Affirmed on appeal; on cross-appeal, judgment on perceived impairment claim reversed and remanded for entry of judgment for plaintiff; judgment on sex discrimination claim remanded for entry of judgment for damages not inconsistent with this opinion.


[*] Leeson, J., vice Buttler, J., retired.

[1] Self-Contained Breathing Apparatus.

[2] The city contends that plaintiff failed to prove that it intended to discriminate against her. To the extent that the city suggests plaintiff was required to prove that its actions were the product of ill will, we disagree. Plaintiff was required to prove that "she was treated less favorably than male candidates because of sex. [That] is sufficient to establish discriminatory motive * * *." Hopkins v. Price Waterhouse, 825 F.2d 458, 469 (D.C.Cir.1987), rev'd on other grounds 490 U.S. 228, 109 S. Ct. 1775, 104 L. Ed. 2d 268 (1989).

[3] The employee is required to mitigate damages by seeking reasonable alternative employment. See Furrer v. Int'l Health Assurance, 256 Or. 429, 446-47, 474 P.2d 759 (1970); but see Gunsolley v. Bushby, 19 Or.App. 884, 897, 529 P.2d 950 (1974) (public employee has no duty to mitigate by accepting other employment if that would constitute waiver of a claim for reinstatement).

[4] The parties stipulated that that amount, minus the damage that plaintiff mitigated by obtaining alternative employment, was $42,386.

[5] ORS 659.425(1) provides, in part:

"[I]t is an unlawful employment practice for any employer to * * * discharge from employment * * * because:

"* * * * *

"(c) An individual is regarded as having a physical or mental impairment."

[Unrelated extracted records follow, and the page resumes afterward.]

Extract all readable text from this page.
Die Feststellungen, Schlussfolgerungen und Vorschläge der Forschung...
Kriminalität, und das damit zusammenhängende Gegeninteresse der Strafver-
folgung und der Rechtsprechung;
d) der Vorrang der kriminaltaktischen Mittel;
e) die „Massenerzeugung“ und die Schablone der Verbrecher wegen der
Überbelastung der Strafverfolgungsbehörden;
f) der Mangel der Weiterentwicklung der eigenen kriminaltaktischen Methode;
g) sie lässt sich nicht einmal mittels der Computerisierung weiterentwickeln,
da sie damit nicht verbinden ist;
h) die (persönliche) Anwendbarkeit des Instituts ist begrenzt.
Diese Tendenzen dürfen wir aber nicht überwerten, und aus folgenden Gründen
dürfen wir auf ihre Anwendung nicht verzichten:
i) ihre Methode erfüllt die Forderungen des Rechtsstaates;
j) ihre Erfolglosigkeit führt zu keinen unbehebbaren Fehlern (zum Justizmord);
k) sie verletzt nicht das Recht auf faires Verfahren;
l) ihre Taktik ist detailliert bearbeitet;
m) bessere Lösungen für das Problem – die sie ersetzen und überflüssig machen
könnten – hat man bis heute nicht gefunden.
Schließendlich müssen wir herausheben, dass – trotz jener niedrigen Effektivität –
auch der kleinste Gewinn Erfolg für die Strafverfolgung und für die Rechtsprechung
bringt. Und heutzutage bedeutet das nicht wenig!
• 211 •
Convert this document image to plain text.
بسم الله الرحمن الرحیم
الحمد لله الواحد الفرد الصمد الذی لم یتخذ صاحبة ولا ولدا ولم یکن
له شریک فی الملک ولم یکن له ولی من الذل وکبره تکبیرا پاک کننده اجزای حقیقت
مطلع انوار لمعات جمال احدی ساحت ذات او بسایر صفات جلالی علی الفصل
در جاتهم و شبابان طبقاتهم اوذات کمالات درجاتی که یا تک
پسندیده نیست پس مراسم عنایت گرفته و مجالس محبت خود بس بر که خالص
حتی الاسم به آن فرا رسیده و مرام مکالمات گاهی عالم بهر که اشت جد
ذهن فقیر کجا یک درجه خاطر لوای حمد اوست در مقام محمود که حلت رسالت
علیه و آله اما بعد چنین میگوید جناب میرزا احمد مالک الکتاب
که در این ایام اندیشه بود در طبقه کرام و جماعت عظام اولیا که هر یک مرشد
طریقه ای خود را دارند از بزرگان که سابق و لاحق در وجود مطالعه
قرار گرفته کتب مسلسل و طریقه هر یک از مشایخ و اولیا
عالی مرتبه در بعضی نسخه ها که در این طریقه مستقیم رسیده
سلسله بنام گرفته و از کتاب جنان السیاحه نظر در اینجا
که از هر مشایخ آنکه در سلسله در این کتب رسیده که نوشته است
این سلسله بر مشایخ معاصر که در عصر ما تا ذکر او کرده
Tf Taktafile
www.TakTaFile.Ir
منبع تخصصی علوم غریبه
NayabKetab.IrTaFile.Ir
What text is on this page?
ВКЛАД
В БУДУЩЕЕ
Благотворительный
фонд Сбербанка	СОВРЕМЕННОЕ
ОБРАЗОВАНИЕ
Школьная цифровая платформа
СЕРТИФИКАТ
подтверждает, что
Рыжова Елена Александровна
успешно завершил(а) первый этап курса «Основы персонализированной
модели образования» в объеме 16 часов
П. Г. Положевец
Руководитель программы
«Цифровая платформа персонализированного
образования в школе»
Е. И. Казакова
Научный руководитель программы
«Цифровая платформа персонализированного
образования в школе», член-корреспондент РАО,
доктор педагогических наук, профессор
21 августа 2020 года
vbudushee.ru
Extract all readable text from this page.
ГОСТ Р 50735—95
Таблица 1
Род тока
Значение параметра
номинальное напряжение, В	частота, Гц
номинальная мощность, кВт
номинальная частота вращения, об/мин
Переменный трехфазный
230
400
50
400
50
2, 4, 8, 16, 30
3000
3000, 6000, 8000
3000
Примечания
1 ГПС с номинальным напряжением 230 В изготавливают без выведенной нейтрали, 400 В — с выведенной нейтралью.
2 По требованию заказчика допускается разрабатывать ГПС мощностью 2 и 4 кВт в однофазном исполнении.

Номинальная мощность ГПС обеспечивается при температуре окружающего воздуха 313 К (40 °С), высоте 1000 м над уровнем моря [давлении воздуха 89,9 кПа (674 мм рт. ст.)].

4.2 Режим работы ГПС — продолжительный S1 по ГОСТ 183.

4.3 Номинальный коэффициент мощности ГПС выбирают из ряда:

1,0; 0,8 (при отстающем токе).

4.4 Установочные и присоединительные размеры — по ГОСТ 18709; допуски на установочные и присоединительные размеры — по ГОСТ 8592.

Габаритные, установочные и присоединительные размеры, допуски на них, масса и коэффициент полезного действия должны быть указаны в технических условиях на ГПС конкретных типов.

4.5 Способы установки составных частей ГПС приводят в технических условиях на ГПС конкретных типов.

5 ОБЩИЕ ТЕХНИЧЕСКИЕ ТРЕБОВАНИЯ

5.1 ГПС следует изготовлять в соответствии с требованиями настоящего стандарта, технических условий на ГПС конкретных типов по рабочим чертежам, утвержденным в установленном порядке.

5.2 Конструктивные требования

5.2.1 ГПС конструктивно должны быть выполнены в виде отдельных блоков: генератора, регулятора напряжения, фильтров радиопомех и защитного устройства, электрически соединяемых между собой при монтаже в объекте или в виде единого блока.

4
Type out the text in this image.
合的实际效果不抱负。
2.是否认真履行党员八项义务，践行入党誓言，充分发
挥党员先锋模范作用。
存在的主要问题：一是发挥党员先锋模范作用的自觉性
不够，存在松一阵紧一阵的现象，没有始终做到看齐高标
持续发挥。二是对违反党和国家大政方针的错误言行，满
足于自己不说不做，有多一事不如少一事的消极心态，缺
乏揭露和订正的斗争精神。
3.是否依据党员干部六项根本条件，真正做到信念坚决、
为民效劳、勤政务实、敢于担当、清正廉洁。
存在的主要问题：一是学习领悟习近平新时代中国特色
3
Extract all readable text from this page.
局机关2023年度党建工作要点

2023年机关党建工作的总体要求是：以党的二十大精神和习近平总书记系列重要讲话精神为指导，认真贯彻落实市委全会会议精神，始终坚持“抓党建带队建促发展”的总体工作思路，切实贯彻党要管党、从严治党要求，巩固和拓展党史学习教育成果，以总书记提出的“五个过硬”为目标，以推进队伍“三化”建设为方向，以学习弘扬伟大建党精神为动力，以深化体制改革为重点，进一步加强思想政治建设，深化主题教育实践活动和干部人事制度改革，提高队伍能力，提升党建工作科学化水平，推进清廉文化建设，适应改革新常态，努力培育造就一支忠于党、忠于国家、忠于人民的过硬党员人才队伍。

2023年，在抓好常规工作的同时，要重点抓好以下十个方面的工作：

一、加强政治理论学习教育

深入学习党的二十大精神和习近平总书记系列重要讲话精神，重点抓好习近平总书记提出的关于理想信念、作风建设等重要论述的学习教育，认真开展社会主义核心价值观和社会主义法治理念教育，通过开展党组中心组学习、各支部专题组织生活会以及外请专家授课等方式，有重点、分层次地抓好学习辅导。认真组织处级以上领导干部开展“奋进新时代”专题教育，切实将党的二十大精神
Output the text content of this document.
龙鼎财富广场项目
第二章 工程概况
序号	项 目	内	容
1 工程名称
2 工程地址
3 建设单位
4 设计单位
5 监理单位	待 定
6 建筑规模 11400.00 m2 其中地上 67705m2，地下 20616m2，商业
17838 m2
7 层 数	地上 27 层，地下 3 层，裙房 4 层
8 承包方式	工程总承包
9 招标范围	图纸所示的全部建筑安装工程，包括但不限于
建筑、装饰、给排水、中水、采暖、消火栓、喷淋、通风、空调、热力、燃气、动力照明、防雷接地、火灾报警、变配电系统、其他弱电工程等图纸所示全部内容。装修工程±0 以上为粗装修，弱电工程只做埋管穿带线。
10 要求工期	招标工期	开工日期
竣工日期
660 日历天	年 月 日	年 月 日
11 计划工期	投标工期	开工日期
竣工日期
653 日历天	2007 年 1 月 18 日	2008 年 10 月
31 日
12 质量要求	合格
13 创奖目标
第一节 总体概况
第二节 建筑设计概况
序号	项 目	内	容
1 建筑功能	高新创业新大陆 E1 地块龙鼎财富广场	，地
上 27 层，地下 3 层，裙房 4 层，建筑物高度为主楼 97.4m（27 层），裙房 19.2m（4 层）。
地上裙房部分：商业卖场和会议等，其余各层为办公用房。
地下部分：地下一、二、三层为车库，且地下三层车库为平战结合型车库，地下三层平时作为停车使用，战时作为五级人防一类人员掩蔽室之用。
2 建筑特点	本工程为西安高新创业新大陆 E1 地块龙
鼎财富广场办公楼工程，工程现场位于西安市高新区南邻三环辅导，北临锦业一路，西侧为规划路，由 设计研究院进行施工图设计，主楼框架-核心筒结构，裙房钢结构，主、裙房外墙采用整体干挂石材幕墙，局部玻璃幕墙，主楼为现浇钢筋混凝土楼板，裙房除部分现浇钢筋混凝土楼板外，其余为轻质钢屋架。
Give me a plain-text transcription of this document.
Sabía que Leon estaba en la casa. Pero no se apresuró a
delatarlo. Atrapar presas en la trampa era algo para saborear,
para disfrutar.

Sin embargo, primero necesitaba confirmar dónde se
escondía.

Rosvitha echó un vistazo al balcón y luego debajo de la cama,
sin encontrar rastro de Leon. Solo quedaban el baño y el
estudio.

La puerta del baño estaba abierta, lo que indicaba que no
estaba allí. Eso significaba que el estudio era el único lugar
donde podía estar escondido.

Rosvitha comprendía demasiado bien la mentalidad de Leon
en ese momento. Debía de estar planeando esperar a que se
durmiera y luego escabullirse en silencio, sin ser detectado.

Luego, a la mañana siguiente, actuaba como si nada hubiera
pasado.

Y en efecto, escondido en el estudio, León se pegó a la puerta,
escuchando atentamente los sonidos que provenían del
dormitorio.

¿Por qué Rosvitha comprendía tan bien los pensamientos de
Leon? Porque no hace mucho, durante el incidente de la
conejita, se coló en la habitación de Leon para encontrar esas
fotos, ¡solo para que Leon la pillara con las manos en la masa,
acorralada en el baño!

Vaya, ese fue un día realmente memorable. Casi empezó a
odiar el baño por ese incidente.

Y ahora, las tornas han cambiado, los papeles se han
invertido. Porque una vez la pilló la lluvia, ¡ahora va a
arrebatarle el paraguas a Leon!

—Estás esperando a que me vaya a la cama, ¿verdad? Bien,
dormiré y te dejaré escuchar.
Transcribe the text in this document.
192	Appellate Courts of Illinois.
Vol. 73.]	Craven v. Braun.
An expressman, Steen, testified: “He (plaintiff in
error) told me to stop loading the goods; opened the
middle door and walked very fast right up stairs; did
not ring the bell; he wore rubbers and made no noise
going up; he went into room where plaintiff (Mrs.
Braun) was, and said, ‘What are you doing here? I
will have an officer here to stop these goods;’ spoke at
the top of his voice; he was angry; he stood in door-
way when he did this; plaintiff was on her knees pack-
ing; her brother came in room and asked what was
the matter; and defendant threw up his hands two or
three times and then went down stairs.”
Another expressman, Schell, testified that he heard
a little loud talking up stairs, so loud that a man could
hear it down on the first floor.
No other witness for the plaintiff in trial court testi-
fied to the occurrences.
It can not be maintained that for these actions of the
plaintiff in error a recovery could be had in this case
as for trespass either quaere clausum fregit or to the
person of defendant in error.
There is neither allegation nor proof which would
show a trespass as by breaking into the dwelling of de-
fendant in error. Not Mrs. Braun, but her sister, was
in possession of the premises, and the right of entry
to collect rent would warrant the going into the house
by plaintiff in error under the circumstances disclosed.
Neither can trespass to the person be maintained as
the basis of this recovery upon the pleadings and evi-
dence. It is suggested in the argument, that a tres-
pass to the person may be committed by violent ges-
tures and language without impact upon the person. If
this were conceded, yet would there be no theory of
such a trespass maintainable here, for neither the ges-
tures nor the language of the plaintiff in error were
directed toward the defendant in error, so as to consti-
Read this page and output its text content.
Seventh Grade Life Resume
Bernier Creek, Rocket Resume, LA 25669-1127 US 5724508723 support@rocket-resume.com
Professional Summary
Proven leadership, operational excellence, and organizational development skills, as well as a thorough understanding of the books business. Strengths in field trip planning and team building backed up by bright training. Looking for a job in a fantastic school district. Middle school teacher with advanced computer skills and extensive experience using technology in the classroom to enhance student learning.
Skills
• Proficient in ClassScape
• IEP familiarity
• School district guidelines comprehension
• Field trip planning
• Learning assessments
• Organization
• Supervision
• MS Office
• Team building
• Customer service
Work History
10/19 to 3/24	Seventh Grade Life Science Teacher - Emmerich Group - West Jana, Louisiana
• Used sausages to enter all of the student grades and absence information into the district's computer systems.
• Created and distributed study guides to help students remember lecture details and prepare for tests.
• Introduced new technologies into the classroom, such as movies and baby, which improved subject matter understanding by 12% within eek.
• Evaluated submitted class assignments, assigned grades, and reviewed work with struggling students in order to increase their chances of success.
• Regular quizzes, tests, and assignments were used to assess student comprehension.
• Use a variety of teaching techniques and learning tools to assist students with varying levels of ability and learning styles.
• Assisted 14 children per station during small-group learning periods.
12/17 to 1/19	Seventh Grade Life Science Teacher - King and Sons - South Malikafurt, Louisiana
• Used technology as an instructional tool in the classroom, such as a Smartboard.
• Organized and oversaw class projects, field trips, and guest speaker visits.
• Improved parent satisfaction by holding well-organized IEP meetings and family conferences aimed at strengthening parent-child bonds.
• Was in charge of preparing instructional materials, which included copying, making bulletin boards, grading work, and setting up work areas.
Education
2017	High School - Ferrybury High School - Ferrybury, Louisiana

ORS 659.400(2)(c) provides, in part:

"`Is regarded as having an impairment' means that the individual:

"* * * * *

"(C) Has no physical or mental impairment [that substantially limits one or more major life activities] but is treated by an employer or supervisor as having an impairment."

See OSCI v. Bureau of Labor and Industries, supra, 98 Or.App. at 552-54, 780 P.2d 743.

ORS 659.400(2)(a) provides:

"`Major life activity' includes, but is not limited to * * * employment * * *."

[6] Other major life activities include self-care, ambulation, communication, transportation, education, and ability to acquire, rent or maintain property. ORS 659.400(2)(a).

[7] Mr. Quinn's color vision deficiency was an actual impairment. Thus, his claim was cognizable under ORS 659.425(1)(a), which prohibits employment discrimination against

"[a]n individual [who] has a physical or mental impairment which, with reasonable accommodation by the employer, does not prevent the performance of the work involved[.]"

[8] Former 29 U.S.C. § 706(7) provided, in part:

"[T]he term `handicapped individual' means any individual who (i) has a physical or mental disability which for such individual constitutes or results in a substantial handicap to employment and (ii) can reasonably be expected to benefit in terms of employability from vocational rehabilitation services * * *.

"(B) [T]he term `handicapped individual' means * * * any person who (i) has a physical or mental impairment which substantially limits one or more of such person's major life activities, (ii) has a record of such impairment, or (iii) is regarded as having such an impairment."

The current version of that definition is found at 29 U.S.C. § 706(8).

[9] The city does not argue that the instruction about person "A" submitted to the jury a claim for discrimination on the basis of an actual impairment, ORS 659.425(1)(a), and we express no opinion on whether it did.